Corona Chronicles-True Confessions#18

Well, another day, another dollar – well, not for millions of people now out of work because of the government shutdown of our private businesses due to this virus. They tell us it’s for our own good or maybe it’s for the greater good?  Either way, not a lot of good is forthcoming from it.  Increases in poverty, hunger, illness, homelessness, domestic abuse, suicide, depression, alcohol consumption, lack of access to medical care and to education and to safe places with schools, libraries, churches and shelters closed, have resulted from the rising numbers of people who no longer have jobs to go to.

For all of us, well most of us, our circumstances have been in a free fall of everchanging edicts and information which bombard us all day long.  This brings me to today’s confession – I do not like roller coasters, never have.  In fact, I am terrified of them.  I get motion sick in a car, so it is understandable that the motion of even the most tame roller coaster would be something I would not ever want to subject myself to.  I mean, riding roller coasters is considered an amusement, (must be why we find them in amusement parks) something people do for fun.

Riding roller coasters is an optional activity, which would explain why I never choose to ride them.  But now I find myself on a daily roller coaster ride and I can’t get off.  (I don’t remember agreeing to get on, for that matter)  But nevertheless, here I am, along for the ride and I imagine most of you are on this roller coaster with me.

It is the COVID-19 roller coaster and it will leave you hanging on for dear life.  Now I know that not too many posts back I said I was in a dark tunnel.  So which is it? Am I in the COVID-19 tunnel?  or am I riding the COVID-19 roller coaster?  Let me tell you, dear readers, it is both simultaneously!

How can this be?  The roller coaster is in the tunnel!  Yes, it’s true.  Under normal circumstances I think they call this the Space Mountain ride at Disney’s Magic Kingdom.  People actually wait in long lines and pay money to ride a roller coaster in the dark.  But these are not normal circumstances.  And I did not sign up for this!  I know you didn’t either.  None of us did.

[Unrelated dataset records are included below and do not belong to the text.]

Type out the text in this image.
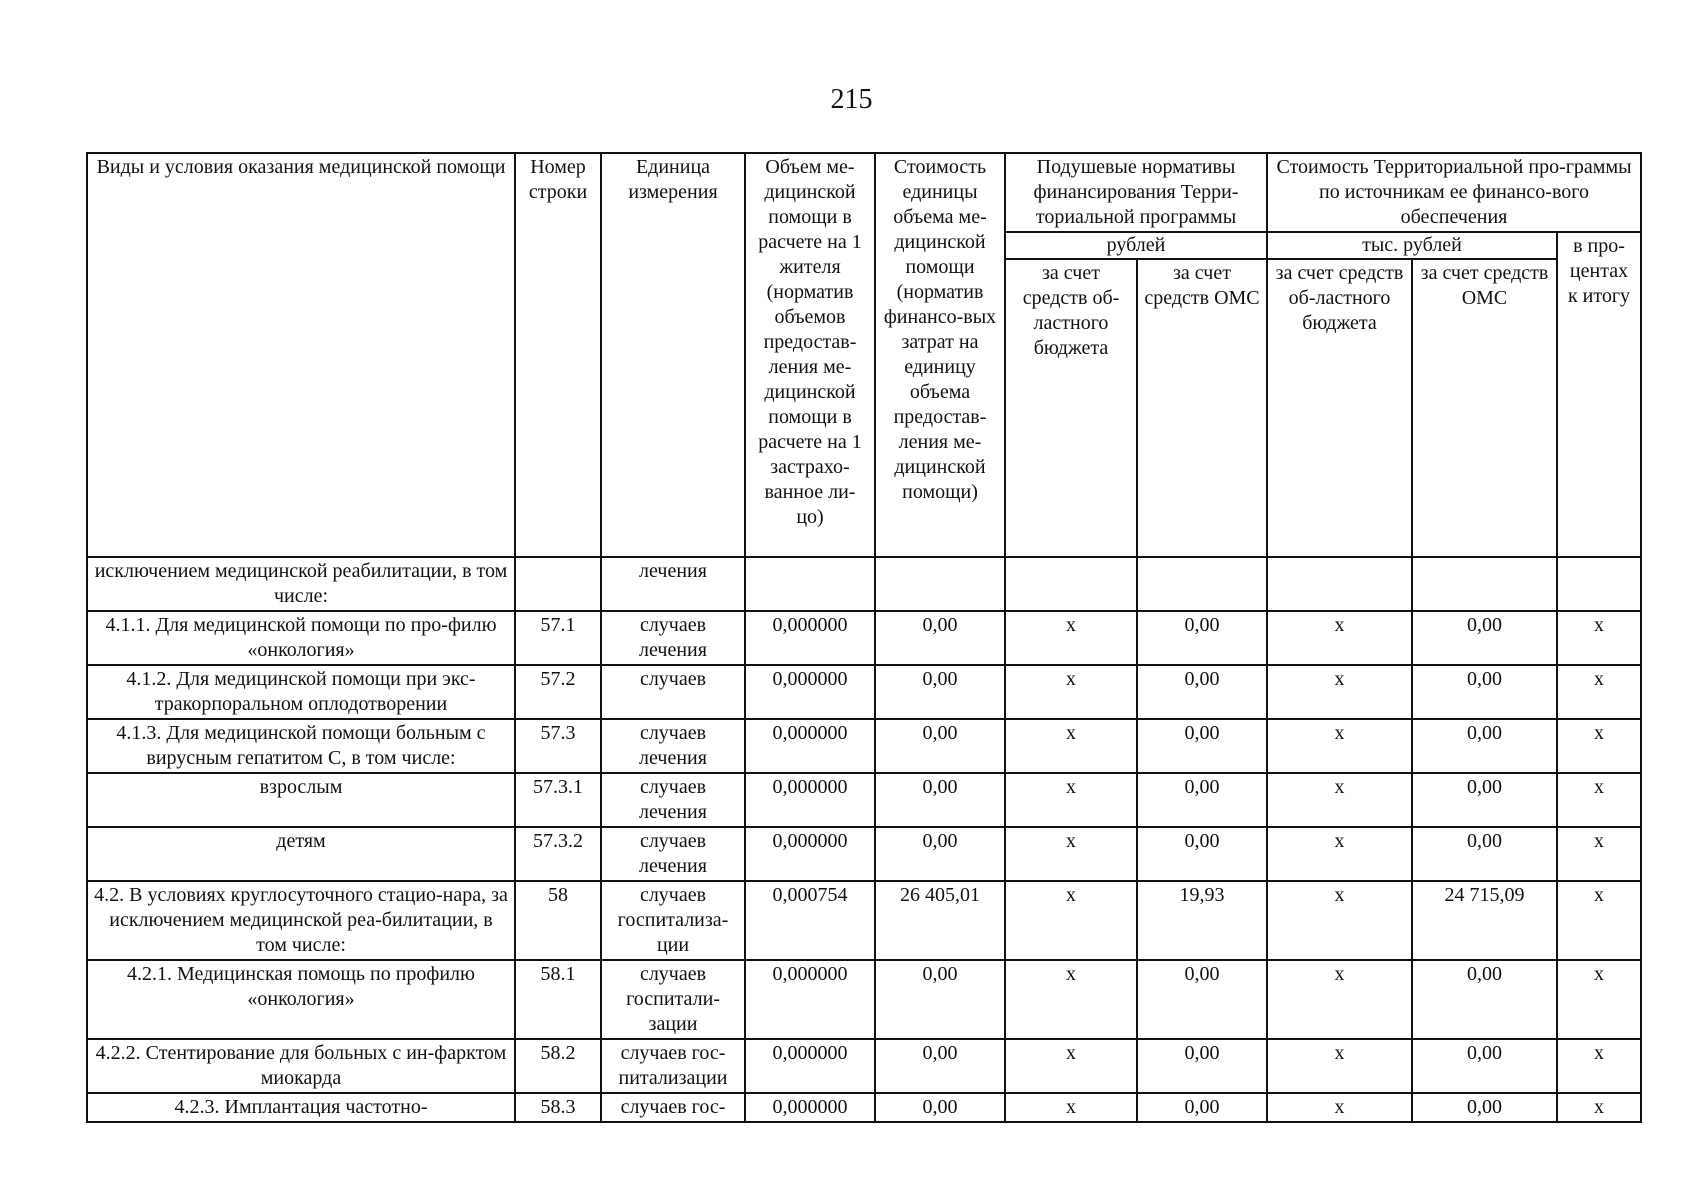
215
Виды и условия оказания медицинской помощи	Номер строки	Единица измерения	Объем ме-дицинской помощи в расчете на 1 жителя (норматив объемов предостав-ления ме-дицинской помощи в расчете на 1 застрахо-ванное ли-цо)	Стоимость единицы объема ме-дицинской помощи (норматив финансо-вых затрат на единицу объема предостав-ления ме-дицинской помощи)	Подушевые нормативы финансирования Терри-ториальной программы		Стоимость Территориальной про-граммы по источникам ее финансо-вого обеспечения		
					рублей		тыс. рублей		в про-центах к итогу
					за счет средств об-ластного бюджета	за счет средств ОМС	за счет средств об-ластного бюджета	за счет средств ОМС	
исключением медицинской реабилитации, в том числе:		лечения							
4.1.1. Для медицинской помощи по про-филю «онкология»	57.1	случаев лечения	0,000000	0,00	х	0,00	х	0,00	х
4.1.2. Для медицинской помощи при экс-тракорпоральном оплодотворении	57.2	случаев	0,000000	0,00	х	0,00	х	0,00	х
4.1.3. Для медицинской помощи больным с вирусным гепатитом С, в том числе:	57.3	случаев лечения	0,000000	0,00	х	0,00	х	0,00	х
взрослым	57.3.1	случаев лечения	0,000000	0,00	х	0,00	х	0,00	х
детям	57.3.2	случаев лечения	0,000000	0,00	х	0,00	х	0,00	х
4.2. В условиях круглосуточного стацио-нара, за исключением медицинской реа-билитации, в том числе:	58	случаев госпитализа-ции	0,000754	26 405,01	х	19,93	х	24 715,09	х
4.2.1. Медицинская помощь по профилю «онкология»	58.1	случаев госпитали-зации	0,000000	0,00	х	0,00	х	0,00	х
4.2.2. Стентирование для больных с ин-фарктом миокарда	58.2	случаев гос-питализации	0,000000	0,00	х	0,00	х	0,00	х
4.2.3. Имплантация частотно-	58.3	случаев гос-	0,000000	0,00	х	0,00	х	0,00	х
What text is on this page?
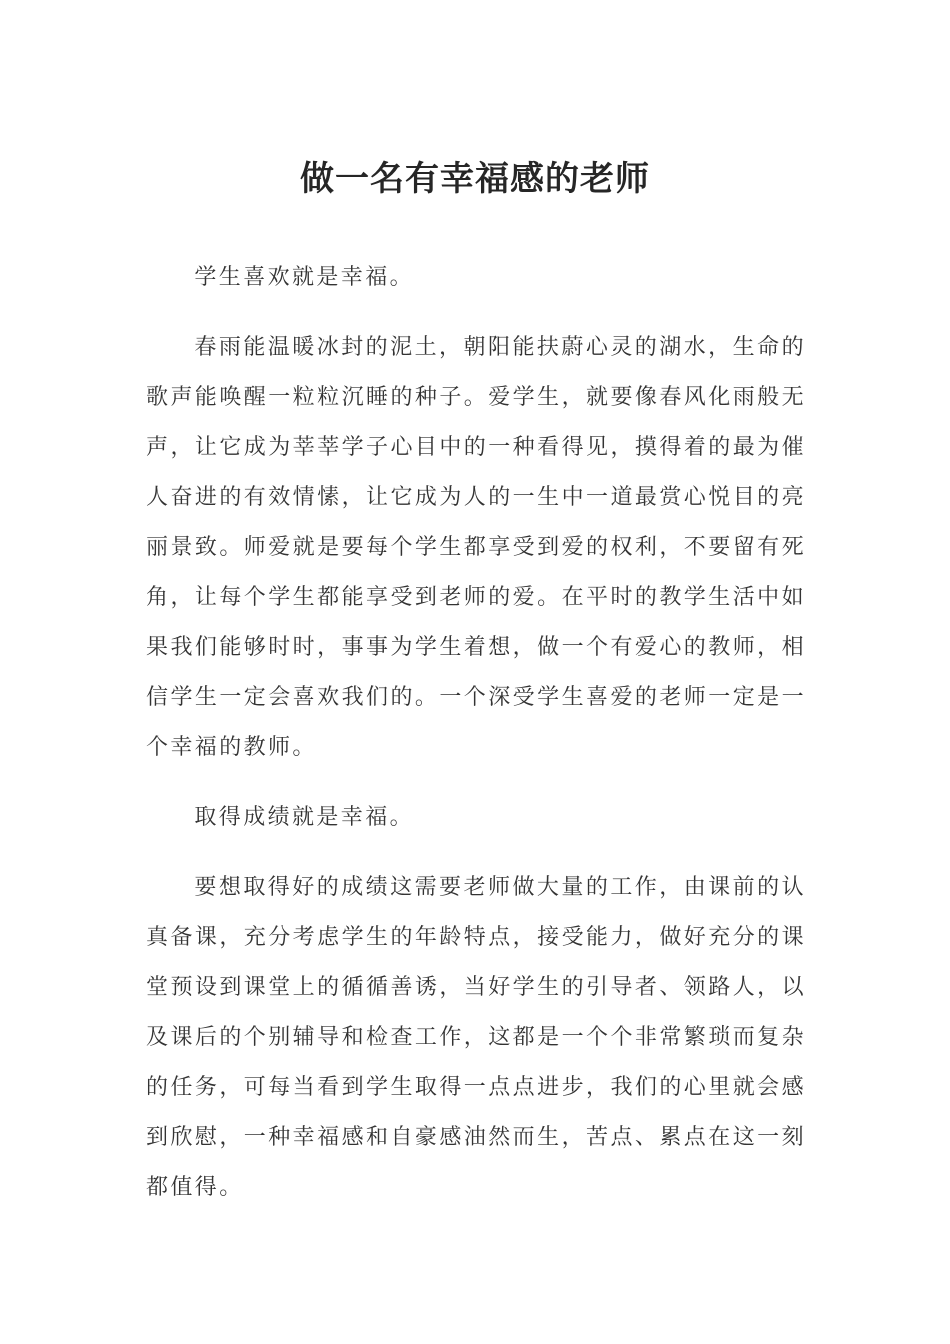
做一名有幸福感的老师

学生喜欢就是幸福。

春雨能温暖冰封的泥土，朝阳能扶蔚心灵的湖水，生命的歌声能唤醒一粒粒沉睡的种子。爱学生，就要像春风化雨般无声，让它成为莘莘学子心目中的一种看得见，摸得着的最为催人奋进的有效情愫，让它成为人的一生中一道最赏心悦目的亮丽景致。师爱就是要每个学生都享受到爱的权利，不要留有死角，让每个学生都能享受到老师的爱。在平时的教学生活中如果我们能够时时，事事为学生着想，做一个有爱心的教师，相信学生一定会喜欢我们的。一个深受学生喜爱的老师一定是一个幸福的教师。

取得成绩就是幸福。

要想取得好的成绩这需要老师做大量的工作，由课前的认真备课，充分考虑学生的年龄特点，接受能力，做好充分的课堂预设到课堂上的循循善诱，当好学生的引导者、领路人，以及课后的个别辅导和检查工作，这都是一个个非常繁琐而复杂的任务，可每当看到学生取得一点点进步，我们的心里就会感到欣慰，一种幸福感和自豪感油然而生，苦点、累点在这一刻都值得。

We are on a wild ride and we can’t get off.  Not yet, anyway.  It’s a roller coaster of emotions and of circumstances.  Up and down, up and down, with no level ground in between.  Fear plunges me downward faster than I can catch a breath, then from that lowest point, hope beckons me upward, only to vanish as I reach out for her, plunging me swiftly down again into despair faster than before.

Each time the “finish line” is moved farther from me, another twist in this roller coaster ride throws me for “a loop.”  And there have been a lot of loops already. Schools were going to reopen May 1st, then they weren’t.  Instead of restrictions being lifted, restrictions have continued to be added and increased.   I thought everything that could be closed was closed.  But at my state’s daily briefings, often new closures are announced, such as parks, playgrounds and golf courses.

The Corona numbers change hourly and there are so many of them.  As they increase, fear increases along with them.  Circumstances around me are changing hourly as well, with state briefings and white house briefings and other news briefings in between as the roller coaster ride continues.  Even if I don’t watch the briefings, the changes in current restrictions announced there, still apply to me – where I am allowed to go and not allowed to go, etc.  (I can shut my eyes and hold my ears on the roller coaster, but I am still on the roller coaster)

Who will rescue me from this roller coaster ride?  Psalm 40:1-2 gave me the answer,

“I waited patiently for the Lord; He turned to me and heard my cry.  He lifted me out of the slimy pit, (off of the roller coaster) out of the mud and mire;  He set my feet on a rock and gave me a firm place to stand.”

Oh, to stand firm and still!  “Teach me to do Your will, for You are my God; may Your good Spirit lead me on level ground.”   (Psalm 143:10)

rescued from the roller coaster by my Heavenly Father, I will rejoice and say –

“My feet stand on level ground; in the great assembly I will praise the Lord.”  (Psalm 26:12)

sincerely,     Grace Day

 

 

 

 

 

 

 

 

 

 

2 thoughts on “Corona Chronicles-True Confessions#18

  1. Hi
    Life IS like a roller coaster; one cannot anticipate an up, down, or the speed of the ups and downs. Thanks 🙏 for your blog.